Thursday, June 13, 2024

High Court dismisses farmer appeal against $96k pollution fine

The High Court at Hamilton has today dismissed an appeal by an Ōtorohanga farmer arguing that his fine for polluting a local stream was “manifestly excessive”.

In June this year, John Leonard Walling and his company, Cazjal Farm Limited, were convicted for unlawfully discharging dairy effluent into the environment and breaching an abatement notice.

The company and Mr Walling were fined $96,000 each, however, Mr Walling appealed the amount of his fine to the High Court.

In passing judgment today, Justice Downs said “it is important that fines in this context are sufficiently large to avoid pollution becoming a cost of business” and that “deterrence and denunciation are important sentencing principles for offences of this nature”.

The Court heard that the latest prosecution was the third since 2017 against those involved in the ownership and management of the farm. Each case has followed complaints from the public about an otherwise clear stream, the Matapara, flowing from the farm “turning green with effluent”. 

In the Hamilton District Court on 3 July 2023, Judge David Kirkpatrick convicted and fined contract milker G & V Farms Limited $52,000 for unlawfully discharging dairy effluent into the environment on two occasions between September and November 2021. 

Farm owner, Mr Walling, had been earlier convicted and fined on 2 June 2023 for similar offending on three occasions between June and November 2021, and for contravening an Abatement Notice. 

An Enforcement Order was sought by the council, which was subsequently imposed by the court, against Cazjal Farm Limited and Mr Walling. The effect of the order requires both to comply with conditions to upgrade the effluent management practices and processes on the farm. They are also required to provide to the council effluent management plans and certifications as evidence of their compliance with the order.

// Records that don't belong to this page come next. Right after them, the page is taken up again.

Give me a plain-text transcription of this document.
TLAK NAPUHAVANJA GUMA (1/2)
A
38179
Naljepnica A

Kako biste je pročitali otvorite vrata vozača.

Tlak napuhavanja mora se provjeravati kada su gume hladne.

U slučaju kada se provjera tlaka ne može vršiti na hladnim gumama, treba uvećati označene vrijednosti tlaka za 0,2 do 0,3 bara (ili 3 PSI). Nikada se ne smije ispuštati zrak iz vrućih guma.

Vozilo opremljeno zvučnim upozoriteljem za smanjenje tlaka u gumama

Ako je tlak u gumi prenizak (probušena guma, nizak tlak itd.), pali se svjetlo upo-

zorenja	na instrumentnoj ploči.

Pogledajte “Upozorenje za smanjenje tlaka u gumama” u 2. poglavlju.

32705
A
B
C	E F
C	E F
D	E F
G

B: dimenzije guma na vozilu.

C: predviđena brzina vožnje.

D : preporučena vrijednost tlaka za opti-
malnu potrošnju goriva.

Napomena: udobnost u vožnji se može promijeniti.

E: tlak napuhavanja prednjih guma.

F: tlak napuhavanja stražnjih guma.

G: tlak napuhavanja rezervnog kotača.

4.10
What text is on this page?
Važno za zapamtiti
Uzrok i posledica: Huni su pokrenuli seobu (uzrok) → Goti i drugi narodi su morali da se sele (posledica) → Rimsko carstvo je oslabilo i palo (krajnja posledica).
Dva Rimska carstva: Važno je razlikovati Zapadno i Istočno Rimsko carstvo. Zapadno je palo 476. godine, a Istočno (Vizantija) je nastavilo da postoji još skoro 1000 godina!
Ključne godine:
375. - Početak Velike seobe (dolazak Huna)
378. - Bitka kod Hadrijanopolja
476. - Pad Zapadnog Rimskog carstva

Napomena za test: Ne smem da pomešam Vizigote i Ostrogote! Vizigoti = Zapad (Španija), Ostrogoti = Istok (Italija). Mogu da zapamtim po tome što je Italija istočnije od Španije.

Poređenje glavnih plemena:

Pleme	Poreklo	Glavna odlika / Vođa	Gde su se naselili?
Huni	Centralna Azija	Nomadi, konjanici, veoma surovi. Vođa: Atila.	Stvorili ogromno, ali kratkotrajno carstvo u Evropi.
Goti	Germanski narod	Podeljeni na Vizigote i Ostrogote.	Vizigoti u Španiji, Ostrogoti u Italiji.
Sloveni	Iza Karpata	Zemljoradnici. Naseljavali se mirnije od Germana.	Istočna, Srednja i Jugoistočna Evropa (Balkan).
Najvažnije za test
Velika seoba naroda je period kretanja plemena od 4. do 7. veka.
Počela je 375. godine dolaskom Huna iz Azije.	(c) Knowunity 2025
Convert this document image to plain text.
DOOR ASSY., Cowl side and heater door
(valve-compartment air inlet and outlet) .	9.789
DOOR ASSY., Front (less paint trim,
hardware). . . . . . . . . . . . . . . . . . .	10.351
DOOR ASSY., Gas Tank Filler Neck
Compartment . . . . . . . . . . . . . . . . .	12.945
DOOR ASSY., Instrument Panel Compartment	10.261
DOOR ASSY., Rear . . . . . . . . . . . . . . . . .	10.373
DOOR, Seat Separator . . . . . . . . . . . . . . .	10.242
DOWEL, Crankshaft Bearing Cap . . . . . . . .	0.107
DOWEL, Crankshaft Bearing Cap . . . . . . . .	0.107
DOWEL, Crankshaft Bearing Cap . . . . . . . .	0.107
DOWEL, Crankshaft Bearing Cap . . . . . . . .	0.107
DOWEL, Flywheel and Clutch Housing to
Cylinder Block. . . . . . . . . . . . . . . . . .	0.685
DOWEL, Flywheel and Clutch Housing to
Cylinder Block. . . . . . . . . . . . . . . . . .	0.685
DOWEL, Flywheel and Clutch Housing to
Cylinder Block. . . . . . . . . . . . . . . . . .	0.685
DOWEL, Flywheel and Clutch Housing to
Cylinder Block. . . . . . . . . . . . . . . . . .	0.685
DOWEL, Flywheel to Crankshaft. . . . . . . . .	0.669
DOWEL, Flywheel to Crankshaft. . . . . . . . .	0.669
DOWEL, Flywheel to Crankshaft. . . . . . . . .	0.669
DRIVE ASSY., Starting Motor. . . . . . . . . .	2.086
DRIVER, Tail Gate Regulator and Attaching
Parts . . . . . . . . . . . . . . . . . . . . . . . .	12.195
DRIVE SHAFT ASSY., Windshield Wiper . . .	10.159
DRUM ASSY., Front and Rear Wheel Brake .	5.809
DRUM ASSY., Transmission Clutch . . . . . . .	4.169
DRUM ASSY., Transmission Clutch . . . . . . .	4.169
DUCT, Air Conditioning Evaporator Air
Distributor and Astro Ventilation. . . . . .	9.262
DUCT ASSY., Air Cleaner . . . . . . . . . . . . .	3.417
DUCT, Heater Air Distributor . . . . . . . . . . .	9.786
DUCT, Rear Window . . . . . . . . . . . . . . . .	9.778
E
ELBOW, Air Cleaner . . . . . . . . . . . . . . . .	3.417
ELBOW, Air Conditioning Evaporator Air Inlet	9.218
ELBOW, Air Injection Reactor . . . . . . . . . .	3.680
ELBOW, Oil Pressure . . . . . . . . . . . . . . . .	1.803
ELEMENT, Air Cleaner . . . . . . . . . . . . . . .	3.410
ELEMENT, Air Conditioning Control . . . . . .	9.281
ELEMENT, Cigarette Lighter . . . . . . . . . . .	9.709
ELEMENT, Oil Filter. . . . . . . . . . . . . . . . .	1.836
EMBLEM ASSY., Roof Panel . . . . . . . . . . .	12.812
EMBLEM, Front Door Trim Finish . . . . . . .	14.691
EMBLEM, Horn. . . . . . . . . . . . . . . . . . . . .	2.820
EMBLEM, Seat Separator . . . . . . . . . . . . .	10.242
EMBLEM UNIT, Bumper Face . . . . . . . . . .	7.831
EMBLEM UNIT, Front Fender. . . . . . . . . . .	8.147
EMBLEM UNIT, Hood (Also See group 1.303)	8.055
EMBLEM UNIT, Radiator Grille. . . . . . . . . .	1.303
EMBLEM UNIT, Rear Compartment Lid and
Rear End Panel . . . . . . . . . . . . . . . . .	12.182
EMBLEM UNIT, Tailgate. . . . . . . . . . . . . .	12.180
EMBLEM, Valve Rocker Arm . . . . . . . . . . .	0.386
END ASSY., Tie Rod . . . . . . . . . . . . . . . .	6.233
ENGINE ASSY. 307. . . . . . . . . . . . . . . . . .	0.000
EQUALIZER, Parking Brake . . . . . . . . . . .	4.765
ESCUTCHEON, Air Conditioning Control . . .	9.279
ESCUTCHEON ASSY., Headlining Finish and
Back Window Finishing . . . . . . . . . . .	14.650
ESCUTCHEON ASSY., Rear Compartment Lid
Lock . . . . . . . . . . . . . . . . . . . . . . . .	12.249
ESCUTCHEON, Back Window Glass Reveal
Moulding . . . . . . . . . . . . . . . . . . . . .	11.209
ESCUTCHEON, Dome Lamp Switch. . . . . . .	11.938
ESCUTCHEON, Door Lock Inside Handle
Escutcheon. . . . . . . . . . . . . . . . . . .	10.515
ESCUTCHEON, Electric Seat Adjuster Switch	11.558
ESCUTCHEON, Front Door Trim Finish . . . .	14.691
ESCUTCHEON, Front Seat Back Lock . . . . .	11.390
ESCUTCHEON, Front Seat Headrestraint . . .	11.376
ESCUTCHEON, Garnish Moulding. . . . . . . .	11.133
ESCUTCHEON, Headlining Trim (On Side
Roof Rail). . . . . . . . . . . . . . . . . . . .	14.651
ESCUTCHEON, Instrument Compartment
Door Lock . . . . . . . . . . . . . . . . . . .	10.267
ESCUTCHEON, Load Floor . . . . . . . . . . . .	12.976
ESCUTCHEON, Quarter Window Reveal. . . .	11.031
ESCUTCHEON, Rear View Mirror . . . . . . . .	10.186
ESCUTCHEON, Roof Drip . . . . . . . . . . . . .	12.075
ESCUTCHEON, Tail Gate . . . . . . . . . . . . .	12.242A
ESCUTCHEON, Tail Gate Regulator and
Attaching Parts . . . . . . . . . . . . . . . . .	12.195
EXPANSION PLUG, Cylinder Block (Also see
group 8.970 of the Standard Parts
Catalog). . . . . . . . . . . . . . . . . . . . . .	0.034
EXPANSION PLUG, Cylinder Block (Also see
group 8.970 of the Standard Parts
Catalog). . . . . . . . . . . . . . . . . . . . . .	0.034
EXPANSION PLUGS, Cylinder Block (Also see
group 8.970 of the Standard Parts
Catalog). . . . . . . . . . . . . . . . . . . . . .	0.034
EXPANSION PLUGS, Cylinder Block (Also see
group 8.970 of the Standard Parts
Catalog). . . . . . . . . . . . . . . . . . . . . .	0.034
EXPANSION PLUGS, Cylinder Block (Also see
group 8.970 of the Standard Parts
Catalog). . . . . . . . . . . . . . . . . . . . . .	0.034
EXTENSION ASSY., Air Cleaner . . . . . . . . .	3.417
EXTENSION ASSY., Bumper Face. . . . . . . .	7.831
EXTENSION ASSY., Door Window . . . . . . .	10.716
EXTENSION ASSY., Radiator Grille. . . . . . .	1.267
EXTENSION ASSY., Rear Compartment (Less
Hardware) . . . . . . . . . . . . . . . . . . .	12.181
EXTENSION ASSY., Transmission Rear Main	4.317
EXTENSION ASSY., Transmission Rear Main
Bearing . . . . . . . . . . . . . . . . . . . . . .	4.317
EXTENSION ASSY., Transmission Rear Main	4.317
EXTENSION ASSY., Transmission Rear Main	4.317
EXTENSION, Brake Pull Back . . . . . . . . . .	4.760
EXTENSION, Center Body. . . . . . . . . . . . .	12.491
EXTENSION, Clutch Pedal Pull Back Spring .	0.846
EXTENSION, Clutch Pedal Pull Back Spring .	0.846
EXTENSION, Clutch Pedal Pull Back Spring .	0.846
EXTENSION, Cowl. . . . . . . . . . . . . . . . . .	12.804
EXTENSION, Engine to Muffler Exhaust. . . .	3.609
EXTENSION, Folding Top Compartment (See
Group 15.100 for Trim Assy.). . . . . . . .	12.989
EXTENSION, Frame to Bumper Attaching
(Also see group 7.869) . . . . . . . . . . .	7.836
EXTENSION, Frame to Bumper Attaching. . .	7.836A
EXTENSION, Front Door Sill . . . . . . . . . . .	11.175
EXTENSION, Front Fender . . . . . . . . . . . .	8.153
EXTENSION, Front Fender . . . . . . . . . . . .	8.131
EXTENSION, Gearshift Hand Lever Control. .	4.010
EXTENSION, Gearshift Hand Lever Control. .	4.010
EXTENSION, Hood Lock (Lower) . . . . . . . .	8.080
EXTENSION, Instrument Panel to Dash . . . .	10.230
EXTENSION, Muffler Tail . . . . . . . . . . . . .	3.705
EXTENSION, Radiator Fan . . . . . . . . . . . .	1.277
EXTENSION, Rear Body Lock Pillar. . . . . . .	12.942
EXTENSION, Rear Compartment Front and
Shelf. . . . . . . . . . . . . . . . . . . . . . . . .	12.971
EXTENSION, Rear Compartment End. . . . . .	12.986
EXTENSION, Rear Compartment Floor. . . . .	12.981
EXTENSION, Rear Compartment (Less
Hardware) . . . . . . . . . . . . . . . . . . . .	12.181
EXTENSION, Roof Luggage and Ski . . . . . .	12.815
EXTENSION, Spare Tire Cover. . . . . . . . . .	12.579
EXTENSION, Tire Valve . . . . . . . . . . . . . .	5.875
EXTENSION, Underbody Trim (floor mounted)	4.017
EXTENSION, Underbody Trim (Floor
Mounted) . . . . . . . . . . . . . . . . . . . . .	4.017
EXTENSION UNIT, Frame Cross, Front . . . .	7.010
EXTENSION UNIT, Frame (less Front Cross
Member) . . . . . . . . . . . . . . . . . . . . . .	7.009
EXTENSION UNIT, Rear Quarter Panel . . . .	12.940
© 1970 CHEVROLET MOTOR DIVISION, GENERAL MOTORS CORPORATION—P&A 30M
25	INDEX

The council’s regional compliance manager Patrick Lynch said, “To have to take three prosecutions and seek a court order to try to protect our waterways from one farming operation is extremely disappointing. The court is sending a very clear message by imposing fines totalling more than $240,000, and we can only hope these farm operators have heard that message. 

“We are very grateful to the farming community who have contacted us on each occasion when they have seen their local stream being polluted,” Mr Lynch said.